Kommentar Lachnummer in Europa


92 Tage vor Beginn der WM steht der deutsche Fußball vor dem Exitus. Und das nicht nur wegen Klinsmann. Ausgerechnet das Flaggschiff der Bundesliga hat das Ansehen des Gastgeberlandes nun weiter beschädigt.
Von Klaus Bellstedt

Schluss, aus, vorbei: Der deutsche Fußball ist nach dem peinlichen Ausscheiden der Bayern auf höchster europäischer Ebene ab sofort nicht mehr existent.
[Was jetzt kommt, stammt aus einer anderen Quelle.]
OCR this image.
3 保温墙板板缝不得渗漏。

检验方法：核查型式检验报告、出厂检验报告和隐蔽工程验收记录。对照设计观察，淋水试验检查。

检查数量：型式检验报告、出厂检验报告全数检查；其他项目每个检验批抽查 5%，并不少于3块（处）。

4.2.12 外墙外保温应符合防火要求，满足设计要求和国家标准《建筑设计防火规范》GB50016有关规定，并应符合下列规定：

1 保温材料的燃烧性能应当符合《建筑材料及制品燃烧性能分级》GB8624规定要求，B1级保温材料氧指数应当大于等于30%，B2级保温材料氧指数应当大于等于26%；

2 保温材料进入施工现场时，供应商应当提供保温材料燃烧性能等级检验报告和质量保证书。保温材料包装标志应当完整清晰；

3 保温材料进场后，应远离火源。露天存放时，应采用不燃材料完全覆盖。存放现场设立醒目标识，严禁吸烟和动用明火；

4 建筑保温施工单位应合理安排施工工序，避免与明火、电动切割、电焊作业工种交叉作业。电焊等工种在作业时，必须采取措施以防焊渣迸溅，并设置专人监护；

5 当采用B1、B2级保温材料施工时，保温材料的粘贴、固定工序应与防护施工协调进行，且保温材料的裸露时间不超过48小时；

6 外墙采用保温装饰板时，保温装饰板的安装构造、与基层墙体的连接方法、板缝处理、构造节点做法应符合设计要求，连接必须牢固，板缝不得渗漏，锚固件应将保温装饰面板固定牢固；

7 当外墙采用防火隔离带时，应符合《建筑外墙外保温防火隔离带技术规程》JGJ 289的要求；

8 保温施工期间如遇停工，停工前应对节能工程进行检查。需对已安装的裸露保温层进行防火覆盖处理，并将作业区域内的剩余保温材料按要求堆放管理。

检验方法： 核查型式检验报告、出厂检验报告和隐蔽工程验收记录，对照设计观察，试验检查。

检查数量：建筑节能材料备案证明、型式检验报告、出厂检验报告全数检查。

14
Weggewischt von Italienern, einfach ausradiert nach dem Motto: "Bundesliga? Nie gehört, war das nicht die höchste dänische Spielklasse?" So unbedeutend waren wir schon lange nicht mehr. Und das 92 Tage vor Beginn der WM im eigenen Land. Gute Nacht Deutschland!

Wir wussten, dass die Schande von Florenz kein Ausrutscher war, wir schimpfen deshalb auf den Bundestrainer und sein Team noch heute, eine Woche nach der 1:4-Pleite im wichtigen Testspiel gegen Italien. Nicht nur weil die Bayern jetzt mit dem gleichen Ergebnis gegen den AC Milan verloren haben, sondern auch, weil sie eine beinahe identisch-unterirdische Leistung ablieferten, müssen wir den Prügelsack jetzt wieder öffnen. Jener Sack, in dem schon alle "Klinsmänner" stecken, kann guten Gewissens weiter aufgefüllt werden. Rein mit den Sagnols und Ismaels, den Makaays und Ballacks (pardon, der steckte ja schon drin). Und dann? Sie wissen schon... es trifft immer den Richtigen.

Rumpeln im Kollektiv

Bei den grün-weißen Champions-League-Ausscheidern von der Weser verhält es sich anders als beim Rekordmeister: Werder muss man ein Kompliment für die Vorstellung gegen Juventus Turin machen. Das Team ist letztlich auch unglücklich ausgeschieden. Aber die Bayern, sie haben sich blamiert, so wie die Bremer vor einem Jahr beim 2:7 gegen Olympique Lyon. Für Werder Bremen war damals das Erreichen des Achtelfinales schon ein Erfolg und die Rekordpleite alsbald abgebucht.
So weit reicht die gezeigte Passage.